In comparison, inflationary pressure has surged this year in Brazil, South Africa, and rather sharply in China and Russia.
Despite the decline in headline inflation in India, the latest estimates continue to rule at higher levels in comparison to all the other ‘BRICS' nations, a grouping acronym that refers to Brazil, Russia, India, China and South Africa.
It needs to be noted that India uses the wholesale price index data for the headline inflation estimate, while for all the other BRICS countries , the consumer price indices are used.

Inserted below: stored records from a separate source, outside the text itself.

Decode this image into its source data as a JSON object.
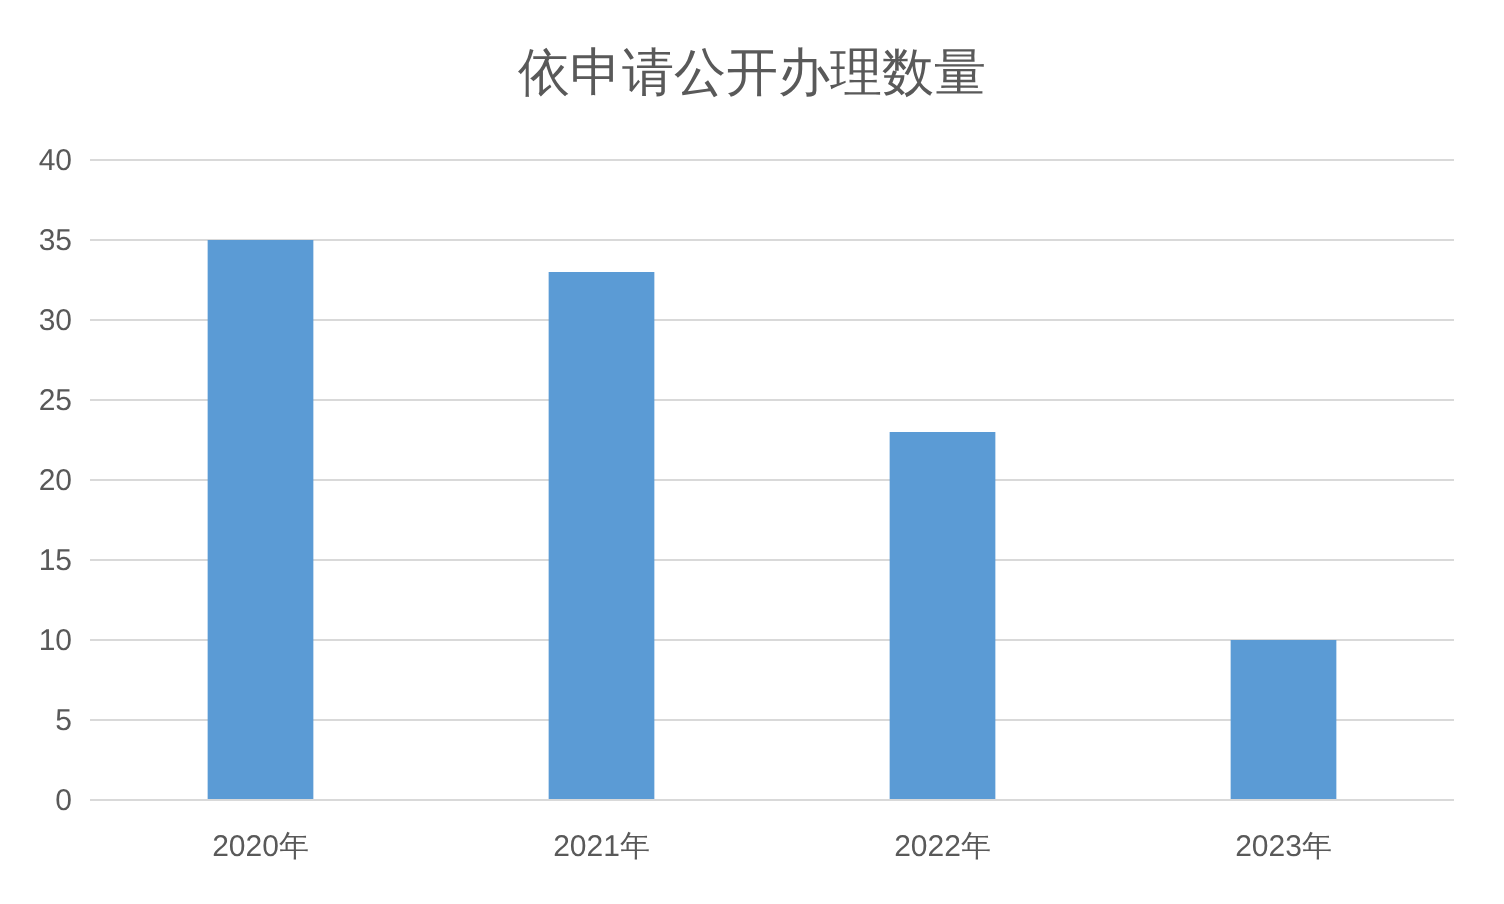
{
  "chart_data": {
    "type": "bar",
    "title": "依申请公开办理数量",
    "categories": [
      "2020年",
      "2021年",
      "2022年",
      "2023年"
    ],
    "values": [
      35,
      33,
      23,
      10
    ],
    "color": "#5b9bd5",
    "ylim": [
      0,
      40
    ],
    "yticks": [
      0,
      5,
      10,
      15,
      20,
      25,
      30,
      35,
      40
    ],
    "grid": "y"
  }
}
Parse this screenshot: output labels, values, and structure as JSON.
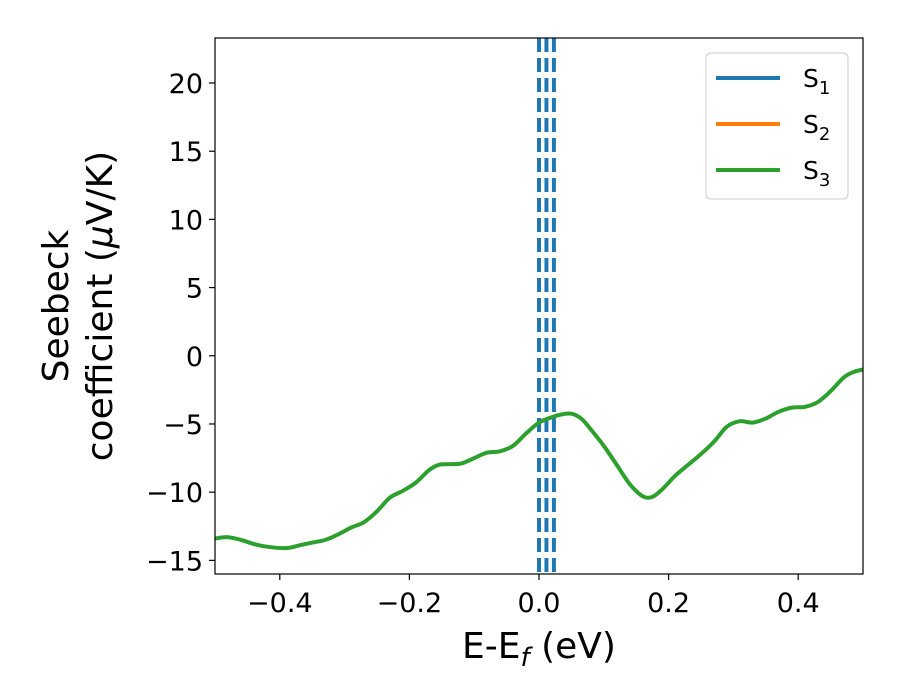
{
  "chart_data": {
    "type": "line",
    "xlabel": {
      "main": "E-E",
      "sub": "f",
      "suffix": " (eV)"
    },
    "ylabel": {
      "line1": "Seebeck",
      "line2_prefix": "coefficient  (",
      "line2_mu": "μ",
      "line2_suffix": "V/K)"
    },
    "xlim": [
      -0.5,
      0.5
    ],
    "ylim": [
      -16,
      23.3
    ],
    "x_ticks": [
      {
        "value": -0.4,
        "label": "−0.4"
      },
      {
        "value": -0.2,
        "label": "−0.2"
      },
      {
        "value": 0.0,
        "label": "0.0"
      },
      {
        "value": 0.2,
        "label": "0.2"
      },
      {
        "value": 0.4,
        "label": "0.4"
      }
    ],
    "y_ticks": [
      {
        "value": -15,
        "label": "−15"
      },
      {
        "value": -10,
        "label": "−10"
      },
      {
        "value": -5,
        "label": "−5"
      },
      {
        "value": 0,
        "label": "0"
      },
      {
        "value": 5,
        "label": "5"
      },
      {
        "value": 10,
        "label": "10"
      },
      {
        "value": 15,
        "label": "15"
      },
      {
        "value": 20,
        "label": "20"
      }
    ],
    "legend_position": "top-right",
    "series": [
      {
        "name": "S",
        "sub": "1",
        "color": "#1f77b4",
        "points": []
      },
      {
        "name": "S",
        "sub": "2",
        "color": "#ff7f0e",
        "points": []
      },
      {
        "name": "S",
        "sub": "3",
        "color": "#2ca02c",
        "points": [
          [
            -0.5,
            -13.4
          ],
          [
            -0.48,
            -13.3
          ],
          [
            -0.46,
            -13.5
          ],
          [
            -0.44,
            -13.8
          ],
          [
            -0.42,
            -14.0
          ],
          [
            -0.39,
            -14.1
          ],
          [
            -0.37,
            -13.9
          ],
          [
            -0.35,
            -13.7
          ],
          [
            -0.33,
            -13.5
          ],
          [
            -0.31,
            -13.1
          ],
          [
            -0.29,
            -12.6
          ],
          [
            -0.27,
            -12.2
          ],
          [
            -0.25,
            -11.4
          ],
          [
            -0.23,
            -10.4
          ],
          [
            -0.21,
            -9.9
          ],
          [
            -0.19,
            -9.3
          ],
          [
            -0.17,
            -8.4
          ],
          [
            -0.155,
            -8.0
          ],
          [
            -0.14,
            -7.95
          ],
          [
            -0.12,
            -7.9
          ],
          [
            -0.1,
            -7.5
          ],
          [
            -0.08,
            -7.1
          ],
          [
            -0.06,
            -7.0
          ],
          [
            -0.04,
            -6.6
          ],
          [
            -0.02,
            -5.7
          ],
          [
            0.0,
            -4.9
          ],
          [
            0.02,
            -4.5
          ],
          [
            0.035,
            -4.3
          ],
          [
            0.05,
            -4.25
          ],
          [
            0.065,
            -4.6
          ],
          [
            0.08,
            -5.4
          ],
          [
            0.1,
            -6.6
          ],
          [
            0.12,
            -8.0
          ],
          [
            0.14,
            -9.4
          ],
          [
            0.16,
            -10.3
          ],
          [
            0.175,
            -10.35
          ],
          [
            0.19,
            -9.8
          ],
          [
            0.21,
            -8.8
          ],
          [
            0.23,
            -8.0
          ],
          [
            0.25,
            -7.2
          ],
          [
            0.27,
            -6.3
          ],
          [
            0.29,
            -5.2
          ],
          [
            0.31,
            -4.8
          ],
          [
            0.33,
            -4.9
          ],
          [
            0.35,
            -4.6
          ],
          [
            0.37,
            -4.1
          ],
          [
            0.39,
            -3.8
          ],
          [
            0.41,
            -3.75
          ],
          [
            0.43,
            -3.4
          ],
          [
            0.45,
            -2.6
          ],
          [
            0.47,
            -1.6
          ],
          [
            0.485,
            -1.2
          ],
          [
            0.5,
            -1.0
          ]
        ]
      }
    ],
    "vertical_lines": [
      {
        "x": 0.0,
        "color": "#000000",
        "style": "dashed"
      },
      {
        "x": 0.0,
        "color": "#1f77b4",
        "style": "dashed"
      },
      {
        "x": 0.0115,
        "color": "#1f77b4",
        "style": "dashed"
      },
      {
        "x": 0.023,
        "color": "#1f77b4",
        "style": "dashed"
      }
    ]
  }
}
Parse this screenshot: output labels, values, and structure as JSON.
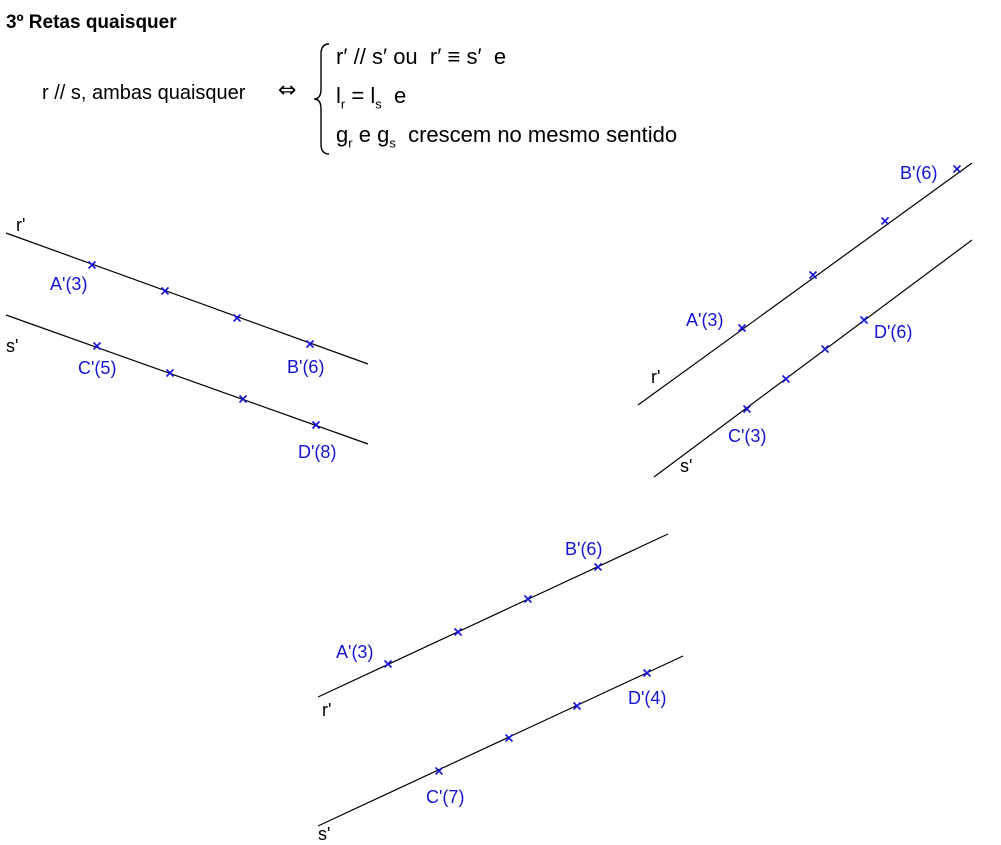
{
  "title": "3º Retas quaisquer",
  "criterion": {
    "lhs": "r // s, ambas quaisquer",
    "iff": "⇔",
    "cond1": {
      "r": "r′",
      "par": "//",
      "s": "s′",
      "ou": "ou",
      "r2": "r′",
      "eq": "≡",
      "s2": "s′",
      "e": "e"
    },
    "cond2": {
      "l": "l",
      "sub_r": "r",
      "eqsign": "=",
      "l2": "l",
      "sub_s": "s",
      "e": "e"
    },
    "cond3": {
      "g": "g",
      "sub_r": "r",
      "e": "e",
      "g2": "g",
      "sub_s": "s",
      "text": "crescem no mesmo sentido"
    }
  },
  "figures": [
    {
      "name": "figure-1",
      "lines": [
        {
          "label": "r'",
          "points": [
            {
              "label": "A'(3)"
            },
            {
              "label": ""
            },
            {
              "label": ""
            },
            {
              "label": "B'(6)"
            }
          ]
        },
        {
          "label": "s'",
          "points": [
            {
              "label": "C'(5)"
            },
            {
              "label": ""
            },
            {
              "label": ""
            },
            {
              "label": "D'(8)"
            }
          ]
        }
      ]
    },
    {
      "name": "figure-2",
      "lines": [
        {
          "label": "r'",
          "points": [
            {
              "label": "A'(3)"
            },
            {
              "label": ""
            },
            {
              "label": ""
            },
            {
              "label": "B'(6)"
            }
          ]
        },
        {
          "label": "s'",
          "points": [
            {
              "label": "C'(3)"
            },
            {
              "label": ""
            },
            {
              "label": ""
            },
            {
              "label": "D'(6)"
            }
          ]
        }
      ]
    },
    {
      "name": "figure-3",
      "lines": [
        {
          "label": "r'",
          "points": [
            {
              "label": "A'(3)"
            },
            {
              "label": ""
            },
            {
              "label": ""
            },
            {
              "label": "B'(6)"
            }
          ]
        },
        {
          "label": "s'",
          "points": [
            {
              "label": "C'(7)"
            },
            {
              "label": ""
            },
            {
              "label": ""
            },
            {
              "label": "D'(4)"
            }
          ]
        }
      ]
    }
  ]
}
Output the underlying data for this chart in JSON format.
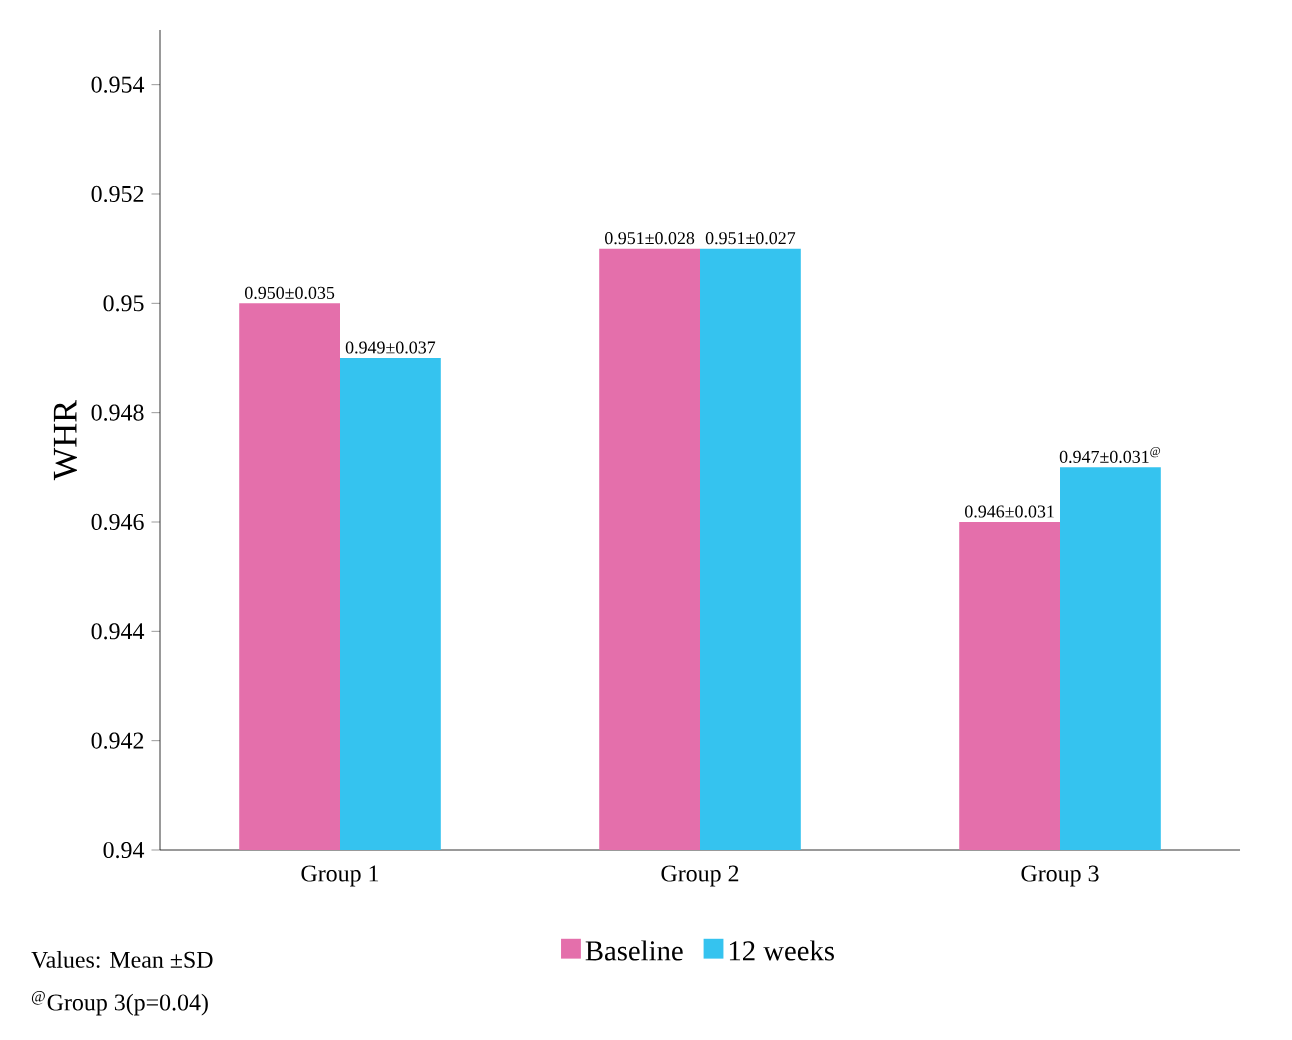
{
  "chart_data": {
    "type": "bar",
    "ylabel": "WHR",
    "categories": [
      "Group 1",
      "Group 2",
      "Group 3"
    ],
    "series": [
      {
        "name": "Baseline",
        "color": "#e46fab",
        "values": [
          0.95,
          0.951,
          0.946
        ],
        "value_labels": [
          "0.950±0.035",
          "0.951±0.028",
          "0.946±0.031"
        ]
      },
      {
        "name": "12 weeks",
        "color": "#35c3ef",
        "values": [
          0.949,
          0.951,
          0.947
        ],
        "value_labels": [
          "0.949±0.037",
          "0.951±0.027",
          "0.947±0.031$^{@}$"
        ]
      }
    ],
    "ylim": [
      0.94,
      0.955
    ],
    "yticks": [
      0.94,
      0.942,
      0.944,
      0.946,
      0.948,
      0.95,
      0.952,
      0.954
    ],
    "legend": "bottom",
    "annotations": [
      "Values: Mean ±SD",
      "$^{@}$Group 3(p=0.04)"
    ]
  }
}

Traditionally, India has been a moderate inflation country, with the historical average long-term inflation rate around 7.5 per cent, according to RBI estimates. But the spike in inflation during the last couple of years has emerged as a big area of concern for policy makers and the Central bank alike, with the RBI having already hiked the key policy rates 11 times since March 2010 to curb runaway inflation.
The International Monetary Fund estimates that consumer price inflation in developing Asia, which almost doubled from 3.1 per cent in 2009 to 6.0 per cent in 2010, will stay around last year's levels in 2011. With increasing global integration, international commodity prices are having an increasingly significant influence on domestic prices in India and the other emerging market economies. It is expected that global commodity prices will peak in 2011.
According to the Chairman of Goldman Sachs Asset Management, Mr Jim O'Neill, demand in the so-called BRICS economies is now more important to the world economy than the US and Europe. Since much of the inflation that China, India and other developing economies have recently seen stems from food and energy prices, policymakers in the developed world are prompted to recalibrate the consequences of any fresh monetary or other stimulus.
In India, an additional worry is that a sustained level of high inflation is leading to increased inflation expectations, causing prices to rise further.
This is corroborated by the latest RBI survey of households for the April-June quarter, which shows that the inflation expectations for one year ahead have moved up to 12.9 per cent from the 12.7 per cent recorded in the previous survey.